Jonathan Chase
saw the blood dripping from his right hand. His own eyes looked back at him through
the emergency room mirror.
He splashed cold
water on his face and knocked back a few aspirin tabs, hoping it would calm
his frazzled nerves. He had just punched and broken the mirror.
He kept thinking
back over the past several months. His mind replayed the memories over and over
again. He couldn’t forget the strange old priest, the priest who tried to warn
him.
If
only,
he thought. Somehow, if I’d paid
attention, this could have changed everything.
It
started years ago when a photographer, Jonathan Chase, saw a young girl walking
toward him from a distance. Her appearance was unusual. Yet, somehow, he knew.
He just knew ... maybe it was fate, something else, some sort of
destiny. The attraction between them was immediate and powerful. Yet, it was clear;
she had been through something terrible. She wouldn’t speak of it, but he could
tell it was something horrible that bothered her deeply. Something had
happened in her life. There was something she was holding on to, something she had kept long buried in her past. Now she lay in a hospital bed, barely clinging to
life. Or maybe it was just a terrible,
terrible dream. He wasn’t sure.
Long
ago, Jonathan had photographed a local priest for a story about street people
in the Pacific Northwest.
“Don’t
listen to him,” the kids shouted from a nearby park bench, “he’s just a crazy
old man, don’t pay him any mind.”
Now
it was a memory. Something he still didn’t understand but something he could
never forget. He looked at his camera and recalled the photographs he’d taken.

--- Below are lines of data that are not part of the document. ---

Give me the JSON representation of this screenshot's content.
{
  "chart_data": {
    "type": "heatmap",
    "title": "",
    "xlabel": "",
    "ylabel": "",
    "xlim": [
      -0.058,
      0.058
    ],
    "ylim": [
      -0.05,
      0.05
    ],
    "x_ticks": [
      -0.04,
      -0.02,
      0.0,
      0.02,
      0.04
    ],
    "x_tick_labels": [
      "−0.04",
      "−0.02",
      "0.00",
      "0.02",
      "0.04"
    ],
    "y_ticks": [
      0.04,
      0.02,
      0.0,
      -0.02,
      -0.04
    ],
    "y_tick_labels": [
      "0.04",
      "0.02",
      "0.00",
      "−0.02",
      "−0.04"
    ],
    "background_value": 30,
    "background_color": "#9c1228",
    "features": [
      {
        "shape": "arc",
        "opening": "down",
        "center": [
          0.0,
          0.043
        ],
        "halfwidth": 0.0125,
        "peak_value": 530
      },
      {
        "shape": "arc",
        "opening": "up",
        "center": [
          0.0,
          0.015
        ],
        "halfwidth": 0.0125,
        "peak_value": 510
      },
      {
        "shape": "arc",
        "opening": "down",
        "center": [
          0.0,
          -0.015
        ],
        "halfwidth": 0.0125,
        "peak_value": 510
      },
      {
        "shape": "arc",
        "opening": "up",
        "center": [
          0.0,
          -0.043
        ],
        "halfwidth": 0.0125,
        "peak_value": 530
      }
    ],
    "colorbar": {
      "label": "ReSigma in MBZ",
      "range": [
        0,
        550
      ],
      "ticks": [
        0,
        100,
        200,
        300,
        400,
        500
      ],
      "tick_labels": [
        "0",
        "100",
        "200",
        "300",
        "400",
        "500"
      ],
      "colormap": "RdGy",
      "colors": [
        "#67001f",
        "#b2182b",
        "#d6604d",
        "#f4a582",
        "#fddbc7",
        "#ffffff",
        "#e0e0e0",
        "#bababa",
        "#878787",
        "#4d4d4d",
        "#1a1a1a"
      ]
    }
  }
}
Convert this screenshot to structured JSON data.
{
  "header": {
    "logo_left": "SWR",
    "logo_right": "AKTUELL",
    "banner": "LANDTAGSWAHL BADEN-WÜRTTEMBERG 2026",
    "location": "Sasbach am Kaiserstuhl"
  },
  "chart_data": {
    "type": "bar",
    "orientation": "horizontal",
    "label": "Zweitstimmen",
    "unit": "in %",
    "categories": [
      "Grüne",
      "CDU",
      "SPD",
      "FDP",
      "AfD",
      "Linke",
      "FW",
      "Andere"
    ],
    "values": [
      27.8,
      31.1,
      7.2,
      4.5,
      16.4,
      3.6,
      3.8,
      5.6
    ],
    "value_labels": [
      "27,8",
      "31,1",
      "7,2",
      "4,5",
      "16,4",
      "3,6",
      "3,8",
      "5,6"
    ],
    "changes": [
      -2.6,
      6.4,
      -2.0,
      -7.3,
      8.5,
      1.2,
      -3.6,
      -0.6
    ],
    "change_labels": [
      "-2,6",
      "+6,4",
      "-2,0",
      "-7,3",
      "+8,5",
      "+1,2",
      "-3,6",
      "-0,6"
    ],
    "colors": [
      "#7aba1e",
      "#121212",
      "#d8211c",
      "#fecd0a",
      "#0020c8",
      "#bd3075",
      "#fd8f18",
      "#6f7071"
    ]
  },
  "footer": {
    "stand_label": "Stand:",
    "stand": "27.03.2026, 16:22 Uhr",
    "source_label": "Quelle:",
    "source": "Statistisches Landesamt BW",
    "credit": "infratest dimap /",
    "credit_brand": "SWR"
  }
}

He had to understand why it happened. Why his life and his world had been
shaken to the core.
He
thought again about the old priest, that crazy old priest. Like a vision, he
kept muttering something about a prophecy and how he must “Hear the prophecy.” An image of the priest still hung on Jonathan’s
wall, but there was also a living image in his mind. It was an image he
couldn’t forget.
There
was a fire in the old priest’s eyes. He looked like some kind of mad outcast,
some poor broken loser. Still wearing a priest’s collar, he was unkempt, dirty,
and maybe a little insane. His hair was straggly … his face was unwashed. There was
no escaping the fire in his eyes, though, nor the intensity of his voice.
Jonathan
had taken plenty of pictures that day. He used several of them for a story in a
local magazine. The old priest had handed him a little black book trimmed with
gold and some scribbled writings. He used a few lines from it with the photo
essay but mostly dismissed it as trivial and unimportant.
The
words in the little book spoke of the typical things you
might hear coming from any street preacher working in the Burnside area of
North Portland. It was easy for Jonathan to dismiss it when the priest handed him
the book.
“Take
this,” said the priest. “It may just be a road map to your soul, to your
salvation.”
Jonathan
ignored his warning but was still curious to read the book and a message
scribbled by hand within its cover. The prophecy seemed odd and held little
solid meaning for him: “Behold, a virgin
shall conceive in a garden, not of her choosing. Travelers from the east will succeed
in destroying the child, but only by destroying the garden. The wounds will be
deep, and the garden shall rain with fire, separating limb from limb and the good
from the evil. And the kings of the earth shall flee their gatherings, but they
shall not be harmed.”
“Yeah,
right,” said Jonathan after reading the little book. He turned and tossed it
into his camera bag and didn’t think much more about it.
But
now, all these years later, he wondered if it had still been necessary? His mind kept replaying the words of
the old priest over and over again. He thought about what had happened. He
remembered how the explosion had knocked him flat on his back. He felt the
force of the blast but still managed to hold on to his camera. It saved his
life. A shard of metal had hit the camera striking the lens dead-center.
Somehow
he was still alive. He remembered the struggle to regain consciousness,
desperately trying to pick himself up and find his way out of the devastated building.
The
memories raced through his mind like flames through an abandoned house. Had it happened like the prophecy said? If I
only knew then what I know now? After
everything that happened, many people died, and some were still unaccounted
for.
Jonathan
checked his phone. Hoping for some word from Cassie, but there was nothing. He
looked at the time. What could I have
done differently? He just wasn’t sure of anything anymore.